Re: [PATCH misc 1/2] workqueue: Add check for clocks going backwards to wq_worker_tick()
From: Paul E. McKenney
Date: Fri Aug 02 2024 - 12:39:43 EST
On Fri, Aug 02, 2024 at 12:06:06PM -0400, Rik van Riel wrote:
> On Thu, 2024-08-01 at 17:30 -0700, Paul E. McKenney wrote:
> >
> > +++ b/kernel/workqueue.c
> > @@ -1482,6 +1482,7 @@ void wq_worker_tick(struct task_struct *task)
> > * If the current worker is concurrency managed and hogged
> > the CPU for
> > * longer than wq_cpu_intensive_thresh_us, it's
> > automatically marked
> > * CPU_INTENSIVE to avoid stalling other concurrency-managed
> > work items.
> > + * If the time is negative, ignore, assuming a backwards
> > clock.
> > *
> > * Set @worker->sleeping means that @worker is in the
> > process of
> > * switching out voluntarily and won't be contributing to
> > @@ -1491,6 +1492,7 @@ void wq_worker_tick(struct task_struct *task)

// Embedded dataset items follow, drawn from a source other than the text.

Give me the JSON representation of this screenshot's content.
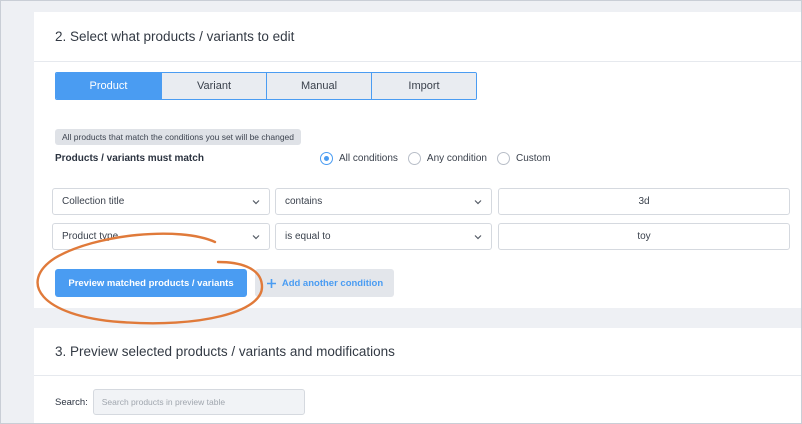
{
  "section2": {
    "title": "2. Select what products / variants to edit",
    "tabs": [
      "Product",
      "Variant",
      "Manual",
      "Import"
    ],
    "active_tab": 0,
    "hint": "All products that match the conditions you set will be changed",
    "match_label": "Products / variants must match",
    "match_options": [
      "All conditions",
      "Any condition",
      "Custom"
    ],
    "selected_match": 0,
    "conditions": [
      {
        "field": "Collection title",
        "operator": "contains",
        "value": "3d"
      },
      {
        "field": "Product type",
        "operator": "is equal to",
        "value": "toy"
      }
    ],
    "preview_button": "Preview matched products / variants",
    "add_condition_button": "Add another condition"
  },
  "section3": {
    "title": "3. Preview selected products / variants and modifications",
    "search_label": "Search:",
    "search_placeholder": "Search products in preview table"
  },
  "colors": {
    "accent": "#4a9cf2",
    "highlight": "#e07a3a"
  }
}
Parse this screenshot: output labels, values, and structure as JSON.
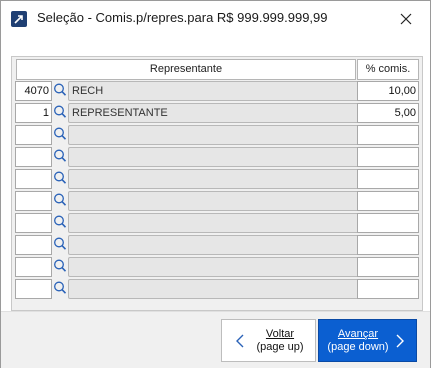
{
  "window": {
    "title": "Seleção - Comis.p/repres.para R$ 999.999.999,99"
  },
  "table": {
    "headers": {
      "representative": "Representante",
      "commission": "% comis."
    },
    "rows": [
      {
        "code": "4070",
        "name": "RECH",
        "commission": "10,00"
      },
      {
        "code": "1",
        "name": "REPRESENTANTE",
        "commission": "5,00"
      },
      {
        "code": "",
        "name": "",
        "commission": ""
      },
      {
        "code": "",
        "name": "",
        "commission": ""
      },
      {
        "code": "",
        "name": "",
        "commission": ""
      },
      {
        "code": "",
        "name": "",
        "commission": ""
      },
      {
        "code": "",
        "name": "",
        "commission": ""
      },
      {
        "code": "",
        "name": "",
        "commission": ""
      },
      {
        "code": "",
        "name": "",
        "commission": ""
      },
      {
        "code": "",
        "name": "",
        "commission": ""
      }
    ]
  },
  "buttons": {
    "back": {
      "line1": "Voltar",
      "line2": "(page up)"
    },
    "next": {
      "line1": "Avançar",
      "line2": "(page down)"
    }
  },
  "colors": {
    "accent": "#0b5fd1",
    "lookup_icon": "#2a62b8"
  },
  "icons": {
    "app": "app-shortcut-icon",
    "close": "close-icon",
    "lookup": "search-icon",
    "back": "chevron-left-icon",
    "next": "chevron-right-icon"
  }
}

> > * We probably want to make this prettier in the future.
> > */
> > if ((worker->flags & WORKER_NOT_RUNNING) ||
> > READ_ONCE(worker->sleeping) ||
> > + WARN_ON_ONCE((s64)(worker->task->se.sum_exec_runtime -
> > worker->current_at) < 0) ||
> > worker->task->se.sum_exec_runtime - worker->current_at <
> > wq_cpu_intensive_thresh_us * NSEC_PER_USEC)
> > return;
>
> What is the code path by which sum_exec_runtime could go backward
> in time, if the TSC and sched_clock() jump backward?
>
> Might it make sense to check in the place where sum_exec_runtime is
> updated, instead, and catch a wider net?
>
> On the flip side, the run time increments are "fairly large" in
> number of TSC cycles, while most of the negative TSC jumps we
> have seen are quite small, so even that wider net might not catch
> much because of how coarse these updates typically are...
Good points! Even more telling, this patch didn't catch anything during
Breno's tests. I will drop it with a workqueue.2024.08.01 branch in
-rcu in case someone needs it later.
Thanx, Paul
> All Rights Reversed.